Die Entscheidungen der Vorinstanzen, die im Zuspruch von EUR 19.500,54 samt 9,5 % Zinsen ab 1. 8. 2003 und in der Abweisung von EUR 26.646,66 samt 9,5 % Zinsen seit 1. 8. 2003 als Teilurteil in Rechtskraft erwachsen sind, werden im Übrigen, nämlich hinsichtlich des verbleibenden Teilbegehrens von EUR 4.400 samt 9,5 % Zinsen seit 1. 8. 2003 sowie im Kostenpunkt, aufgehoben.

Die Arbeitsrechtssache wird im Umfang der Aufhebung zur neuerlichen Verhandlung und Entscheidung an das Erstgericht zurückverwiesen.

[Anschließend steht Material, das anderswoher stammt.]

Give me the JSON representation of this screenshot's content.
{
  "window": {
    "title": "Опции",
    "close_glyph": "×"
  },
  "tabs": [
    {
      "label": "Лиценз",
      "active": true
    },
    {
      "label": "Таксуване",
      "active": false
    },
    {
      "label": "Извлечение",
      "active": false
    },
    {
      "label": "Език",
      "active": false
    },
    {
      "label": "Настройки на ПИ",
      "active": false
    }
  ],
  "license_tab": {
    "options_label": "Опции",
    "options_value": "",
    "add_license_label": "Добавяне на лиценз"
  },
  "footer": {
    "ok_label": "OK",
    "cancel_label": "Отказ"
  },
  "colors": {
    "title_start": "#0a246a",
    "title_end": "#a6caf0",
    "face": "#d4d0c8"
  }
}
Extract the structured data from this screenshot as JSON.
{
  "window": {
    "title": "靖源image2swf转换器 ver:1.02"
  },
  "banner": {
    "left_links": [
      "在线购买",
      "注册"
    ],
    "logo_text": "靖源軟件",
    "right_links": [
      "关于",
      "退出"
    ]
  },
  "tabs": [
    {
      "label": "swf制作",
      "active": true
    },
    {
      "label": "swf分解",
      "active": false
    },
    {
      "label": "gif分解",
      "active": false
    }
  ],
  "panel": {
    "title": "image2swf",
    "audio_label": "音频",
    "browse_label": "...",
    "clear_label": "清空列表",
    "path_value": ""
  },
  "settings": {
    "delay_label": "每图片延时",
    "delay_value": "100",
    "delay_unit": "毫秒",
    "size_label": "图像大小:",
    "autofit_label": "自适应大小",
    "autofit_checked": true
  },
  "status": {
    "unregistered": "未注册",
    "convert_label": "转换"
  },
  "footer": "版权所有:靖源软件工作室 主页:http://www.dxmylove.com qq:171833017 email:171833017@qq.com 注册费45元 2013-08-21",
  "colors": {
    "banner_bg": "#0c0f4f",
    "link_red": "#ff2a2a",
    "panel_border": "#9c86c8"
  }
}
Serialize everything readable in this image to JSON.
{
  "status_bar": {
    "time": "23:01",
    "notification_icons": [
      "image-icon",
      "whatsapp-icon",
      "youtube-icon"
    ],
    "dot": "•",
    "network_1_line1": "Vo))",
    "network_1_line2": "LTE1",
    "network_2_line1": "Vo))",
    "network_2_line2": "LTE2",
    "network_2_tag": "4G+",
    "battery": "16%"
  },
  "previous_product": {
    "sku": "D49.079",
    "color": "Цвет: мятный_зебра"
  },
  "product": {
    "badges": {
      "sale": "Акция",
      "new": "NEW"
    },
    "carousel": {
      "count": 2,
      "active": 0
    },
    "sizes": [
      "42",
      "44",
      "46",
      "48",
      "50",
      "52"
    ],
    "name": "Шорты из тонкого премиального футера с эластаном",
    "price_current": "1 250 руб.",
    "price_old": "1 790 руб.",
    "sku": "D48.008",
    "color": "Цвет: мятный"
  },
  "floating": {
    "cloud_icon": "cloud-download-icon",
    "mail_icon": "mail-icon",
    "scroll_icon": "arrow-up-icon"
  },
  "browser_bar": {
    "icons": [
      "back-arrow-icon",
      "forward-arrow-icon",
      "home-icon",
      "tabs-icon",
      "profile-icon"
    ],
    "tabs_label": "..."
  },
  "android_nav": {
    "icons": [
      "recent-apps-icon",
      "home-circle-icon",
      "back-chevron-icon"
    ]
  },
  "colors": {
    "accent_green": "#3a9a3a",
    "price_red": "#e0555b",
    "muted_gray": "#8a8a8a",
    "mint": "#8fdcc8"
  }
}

Die Kosten des Revisionsverfahrens sind weitere Verfahrenskosten.

Text

Begründung

Der Kläger war bei der Beklagten seit 1. 4. 1999 als Versicherungsagent tätig, wobei er insbesondere den Geschäftsbereich „Privatkunden" zu betreuen und auszubauen hatte. Von den bei der Beklagten eingehenden Provisionen sollte er 50 % erhalten. Darüber hinaus war er vereinbarungsgemäß vom 1. 8. 2001 bis 30. 6. 2002 im Servicemanagement der Beklagten beschäftigt, wofür er ein fixes monatliches Entgelt erhielt. Über Ersuchen der Beklagten nahm er diese Tätigkeit einschließlich einer verkaufsfördernden Unterstützung der Kooperationspartner in der Zeit von Oktober bis Dezember 2002 wieder auf, wofür ihm ein Monatsentgelt von S 60.000 zugesagt wurde; zusätzlich sollte er weiterhin die Provisionen aus den von ihm vermittelten Eigengeschäften erhalten. Unstrittig ist, dass das vereinbarte Entgelt für diese drei Monate in Höhe von (umgerechnet) EUR 13.081,11 seinem Provisionskonto gutgebucht wurde.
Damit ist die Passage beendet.